To give an example, Christopher Reeves compared how the Cannon Group shot the film to how Superman: The Movie director Richard Donner would have shot it. He said that the writers wrote a scene in which Superman goes to the United Nations building and gives an important speech. “If that had been a scene in Superman I, we would actually have shot it on 42nd Street,” he said.

“Richard Donner would have choreographed hundreds of pedestrians and vehicles and cut to people gawking out of office windows at the sight of Superman walking down the street like the Pied Piper,” Christopher Reeve added.

Instead, the Cannon Group shot it on the cheap. “We had to shoot at an industrial park in England in the rain with about a hundred extras, not a car in sight, and a dozen pigeons thrown in for atmosphere,” Christopher Reeve described. “Even if the story had been brilliant, I don’t think that we could ever have lived up to the audience’s expectations with this approach.”

The movie, understandably, was a flop, effectively killing the Superman franchise for nearly 20 years. But this came as no surprise to the cast and crew of the film. Jon Cryer, who played Lex Luthor’s nephew Lenny, said that Christopher Reeve told him that the movie would turn out to be “terrible,” and he couldn’t have been more right.

Cuts to the budget not only carved up Christopher Reeve’s story but also led to horrible special effects and choppy re-editing that doomed the film from the start. Matters were only made worse by the fact that the third Superman film didn’t make a huge positive impact on audiences either. 

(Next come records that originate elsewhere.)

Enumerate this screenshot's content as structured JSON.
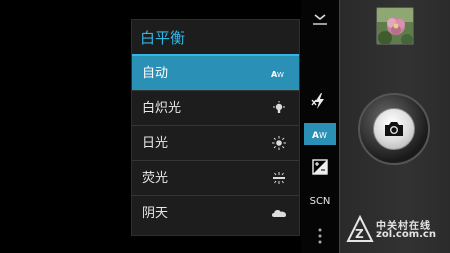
{
  "white_balance_menu": {
    "title": "白平衡",
    "options": [
      {
        "label": "自动",
        "icon": "auto-wb-icon",
        "selected": true
      },
      {
        "label": "白炽光",
        "icon": "incandescent-bulb-icon",
        "selected": false
      },
      {
        "label": "日光",
        "icon": "daylight-sun-icon",
        "selected": false
      },
      {
        "label": "荧光",
        "icon": "fluorescent-icon",
        "selected": false
      },
      {
        "label": "阴天",
        "icon": "cloudy-icon",
        "selected": false
      }
    ]
  },
  "control_strip": {
    "items": [
      {
        "name": "collapse-chevron-icon"
      },
      {
        "name": "flash-off-icon"
      },
      {
        "name": "white-balance-auto-icon",
        "active": true
      },
      {
        "name": "exposure-icon"
      },
      {
        "name": "scene-mode",
        "label": "SCN"
      },
      {
        "name": "more-options-icon"
      }
    ]
  },
  "watermark": {
    "text_cn": "中关村在线",
    "text_url": "zol.com.cn"
  },
  "colors": {
    "accent": "#33b5e5",
    "selected_bg": "#2a90b6"
  }
}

So, because of the Cannon Group’s Scrooge-y nature, the world never saw another Christopher Reeve Superman film. It didn’t see another Superman film at all, until Superman Returns premiered in 2006, starring Brandon Routh. Of course, we now also have Henry Cavill’s Superman and whoever the new face of the franchise will be to fill the void, but we will never know what might have been if Superman IV had stayed true to Christopher Reeve’s vision.